Mezcla los ingredientes hasta obtener una masa uniforme, sin trabajarla en exceso para que las albóndigas queden tiernas.
Divide la mezcla en porciones y forma albóndigas pequeñas con las manos ligeramente humedecidas.
Calienta el aceite de oliva virgen extra en una sartén amplia a fuego medio. Incorpora las albóndigas y dóralas durante 5-6 minutos, girándolas con cuidado para que se cocinen uniformemente. Retíralas y resérvalas.
En la misma sartén, añade el ajo restante y los champiñones laminados. Cocina durante 4-5 minutos, removiendo ocasionalmente, hasta que los champiñones estén tiernos y hayan perdido parte de su agua.

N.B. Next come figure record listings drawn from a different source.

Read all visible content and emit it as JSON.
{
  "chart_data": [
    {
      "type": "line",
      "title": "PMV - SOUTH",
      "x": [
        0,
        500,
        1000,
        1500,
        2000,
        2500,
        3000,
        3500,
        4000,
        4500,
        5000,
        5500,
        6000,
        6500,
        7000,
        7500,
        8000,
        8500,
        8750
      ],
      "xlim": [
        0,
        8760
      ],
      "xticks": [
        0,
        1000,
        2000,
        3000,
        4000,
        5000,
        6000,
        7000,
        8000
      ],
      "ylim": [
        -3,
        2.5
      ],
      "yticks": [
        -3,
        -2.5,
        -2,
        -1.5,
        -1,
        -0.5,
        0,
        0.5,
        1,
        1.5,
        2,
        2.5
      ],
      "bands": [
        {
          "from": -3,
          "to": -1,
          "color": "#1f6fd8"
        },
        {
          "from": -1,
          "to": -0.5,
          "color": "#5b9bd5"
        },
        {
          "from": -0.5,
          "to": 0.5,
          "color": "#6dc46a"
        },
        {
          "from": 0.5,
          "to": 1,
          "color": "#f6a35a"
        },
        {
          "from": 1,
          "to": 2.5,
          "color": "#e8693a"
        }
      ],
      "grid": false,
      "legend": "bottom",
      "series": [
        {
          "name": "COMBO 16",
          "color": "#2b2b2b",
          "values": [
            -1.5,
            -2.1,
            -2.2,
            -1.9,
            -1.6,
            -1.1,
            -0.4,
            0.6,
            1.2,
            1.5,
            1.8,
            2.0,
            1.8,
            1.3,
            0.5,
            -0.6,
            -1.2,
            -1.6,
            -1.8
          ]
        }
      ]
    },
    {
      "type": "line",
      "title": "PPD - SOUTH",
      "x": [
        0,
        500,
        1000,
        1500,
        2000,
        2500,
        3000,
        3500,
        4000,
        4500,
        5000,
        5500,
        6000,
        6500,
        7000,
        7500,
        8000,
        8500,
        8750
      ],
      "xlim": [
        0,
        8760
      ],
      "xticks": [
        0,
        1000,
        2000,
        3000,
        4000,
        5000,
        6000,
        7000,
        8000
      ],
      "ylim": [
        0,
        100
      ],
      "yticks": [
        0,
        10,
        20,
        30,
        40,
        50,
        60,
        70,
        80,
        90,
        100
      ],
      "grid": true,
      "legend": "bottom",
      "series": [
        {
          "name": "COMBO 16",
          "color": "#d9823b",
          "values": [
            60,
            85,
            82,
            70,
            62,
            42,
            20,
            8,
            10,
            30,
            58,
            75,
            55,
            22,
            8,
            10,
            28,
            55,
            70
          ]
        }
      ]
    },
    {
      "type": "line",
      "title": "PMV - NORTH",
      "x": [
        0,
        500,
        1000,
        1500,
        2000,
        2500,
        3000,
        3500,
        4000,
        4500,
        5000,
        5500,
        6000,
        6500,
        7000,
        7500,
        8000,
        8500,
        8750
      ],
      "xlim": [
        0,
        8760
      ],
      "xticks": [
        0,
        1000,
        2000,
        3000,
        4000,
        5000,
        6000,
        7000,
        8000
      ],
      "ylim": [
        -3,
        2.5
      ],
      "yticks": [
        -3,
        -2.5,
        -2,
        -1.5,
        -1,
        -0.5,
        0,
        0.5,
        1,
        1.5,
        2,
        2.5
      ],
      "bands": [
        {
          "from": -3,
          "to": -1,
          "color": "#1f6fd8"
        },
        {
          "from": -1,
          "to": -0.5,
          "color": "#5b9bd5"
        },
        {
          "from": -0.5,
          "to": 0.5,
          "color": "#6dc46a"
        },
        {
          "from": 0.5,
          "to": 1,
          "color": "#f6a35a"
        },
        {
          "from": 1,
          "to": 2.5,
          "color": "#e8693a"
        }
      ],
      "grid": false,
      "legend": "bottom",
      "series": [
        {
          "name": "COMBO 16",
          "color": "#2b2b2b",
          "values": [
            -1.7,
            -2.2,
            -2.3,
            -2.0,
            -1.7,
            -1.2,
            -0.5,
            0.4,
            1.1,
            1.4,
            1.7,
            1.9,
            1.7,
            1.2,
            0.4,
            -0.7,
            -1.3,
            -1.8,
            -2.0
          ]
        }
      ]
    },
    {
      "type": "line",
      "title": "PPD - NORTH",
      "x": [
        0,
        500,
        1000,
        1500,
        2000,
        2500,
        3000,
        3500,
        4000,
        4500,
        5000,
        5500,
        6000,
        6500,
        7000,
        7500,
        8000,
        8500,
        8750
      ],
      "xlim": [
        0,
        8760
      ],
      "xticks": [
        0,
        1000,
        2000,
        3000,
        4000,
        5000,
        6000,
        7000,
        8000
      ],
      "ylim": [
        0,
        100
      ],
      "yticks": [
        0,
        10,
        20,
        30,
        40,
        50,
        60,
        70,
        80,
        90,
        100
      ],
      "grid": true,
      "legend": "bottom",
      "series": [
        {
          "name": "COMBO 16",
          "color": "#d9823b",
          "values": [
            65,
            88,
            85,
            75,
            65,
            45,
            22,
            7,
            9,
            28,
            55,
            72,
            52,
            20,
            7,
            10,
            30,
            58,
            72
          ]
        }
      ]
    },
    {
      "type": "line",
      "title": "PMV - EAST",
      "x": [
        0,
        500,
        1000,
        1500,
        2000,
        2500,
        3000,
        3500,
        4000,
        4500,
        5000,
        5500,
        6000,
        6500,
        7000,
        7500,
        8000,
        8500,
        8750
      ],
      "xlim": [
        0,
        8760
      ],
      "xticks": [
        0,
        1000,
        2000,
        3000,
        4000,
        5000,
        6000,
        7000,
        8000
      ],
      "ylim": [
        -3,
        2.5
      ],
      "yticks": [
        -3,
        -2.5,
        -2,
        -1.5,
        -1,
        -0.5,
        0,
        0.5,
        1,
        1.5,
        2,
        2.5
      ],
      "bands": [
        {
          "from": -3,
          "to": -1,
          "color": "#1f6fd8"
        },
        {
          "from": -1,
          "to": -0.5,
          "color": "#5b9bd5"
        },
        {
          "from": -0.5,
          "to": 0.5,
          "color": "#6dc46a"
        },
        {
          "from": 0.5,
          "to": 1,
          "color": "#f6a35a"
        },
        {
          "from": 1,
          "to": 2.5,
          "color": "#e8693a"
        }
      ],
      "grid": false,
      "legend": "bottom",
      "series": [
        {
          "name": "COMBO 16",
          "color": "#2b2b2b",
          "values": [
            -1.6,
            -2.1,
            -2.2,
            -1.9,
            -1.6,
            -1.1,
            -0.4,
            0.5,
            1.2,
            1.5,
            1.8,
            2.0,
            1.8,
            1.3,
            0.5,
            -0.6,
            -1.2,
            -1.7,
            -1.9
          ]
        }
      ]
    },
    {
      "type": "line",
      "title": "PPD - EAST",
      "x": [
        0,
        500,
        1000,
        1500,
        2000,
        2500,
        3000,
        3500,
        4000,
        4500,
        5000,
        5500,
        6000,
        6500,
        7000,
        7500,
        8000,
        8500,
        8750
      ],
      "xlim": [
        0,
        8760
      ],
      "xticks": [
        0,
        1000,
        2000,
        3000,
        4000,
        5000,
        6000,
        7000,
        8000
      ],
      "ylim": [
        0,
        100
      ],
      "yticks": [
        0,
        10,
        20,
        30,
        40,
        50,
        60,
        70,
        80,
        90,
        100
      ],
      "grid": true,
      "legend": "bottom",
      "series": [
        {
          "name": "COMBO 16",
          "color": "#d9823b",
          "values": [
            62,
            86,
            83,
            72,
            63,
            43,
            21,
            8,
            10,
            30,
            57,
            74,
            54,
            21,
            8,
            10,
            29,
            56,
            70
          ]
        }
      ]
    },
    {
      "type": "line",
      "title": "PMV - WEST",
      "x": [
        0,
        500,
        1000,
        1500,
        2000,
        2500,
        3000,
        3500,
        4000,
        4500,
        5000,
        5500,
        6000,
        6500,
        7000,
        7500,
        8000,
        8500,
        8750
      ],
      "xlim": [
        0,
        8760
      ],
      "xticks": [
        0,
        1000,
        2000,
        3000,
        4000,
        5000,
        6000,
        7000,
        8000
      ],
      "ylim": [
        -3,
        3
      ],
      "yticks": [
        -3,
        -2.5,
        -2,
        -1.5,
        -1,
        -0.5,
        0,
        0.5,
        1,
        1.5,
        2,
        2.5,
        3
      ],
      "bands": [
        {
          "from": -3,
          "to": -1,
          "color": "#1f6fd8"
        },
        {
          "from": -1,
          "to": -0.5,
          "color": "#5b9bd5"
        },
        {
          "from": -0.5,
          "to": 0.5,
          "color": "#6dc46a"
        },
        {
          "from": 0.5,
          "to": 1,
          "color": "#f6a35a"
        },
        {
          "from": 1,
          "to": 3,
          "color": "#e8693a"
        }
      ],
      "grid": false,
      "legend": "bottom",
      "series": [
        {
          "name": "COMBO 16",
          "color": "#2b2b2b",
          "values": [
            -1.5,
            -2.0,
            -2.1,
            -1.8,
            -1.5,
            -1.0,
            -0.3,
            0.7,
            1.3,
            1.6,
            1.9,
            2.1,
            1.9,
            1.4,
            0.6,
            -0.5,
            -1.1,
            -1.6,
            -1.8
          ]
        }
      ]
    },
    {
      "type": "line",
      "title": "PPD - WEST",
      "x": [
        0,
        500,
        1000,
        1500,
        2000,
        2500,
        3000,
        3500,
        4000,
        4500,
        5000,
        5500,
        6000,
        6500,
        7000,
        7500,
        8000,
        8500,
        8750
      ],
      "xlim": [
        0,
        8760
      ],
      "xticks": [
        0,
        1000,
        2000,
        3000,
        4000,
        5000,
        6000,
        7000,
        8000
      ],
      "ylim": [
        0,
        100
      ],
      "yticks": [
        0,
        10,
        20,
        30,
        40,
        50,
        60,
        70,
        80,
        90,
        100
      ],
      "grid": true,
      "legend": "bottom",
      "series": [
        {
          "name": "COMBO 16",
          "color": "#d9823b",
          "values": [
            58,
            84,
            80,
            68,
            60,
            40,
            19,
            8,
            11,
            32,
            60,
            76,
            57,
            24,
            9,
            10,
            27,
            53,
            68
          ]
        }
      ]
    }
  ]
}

Vierte el caldo de pollo desgrasado y remueve para desprender los jugos adheridos al fondo de la sartén.
Devuelve las albóndigas a la sartén, tapa parcialmente y cocina a fuego medio-bajo durante 8-10 minutos, hasta que el pollo esté completamente cocinado y la salsa se haya reducido ligeramente.
Sirve las albóndigas calientes, cubiertas con la salsa ligera de champiñones.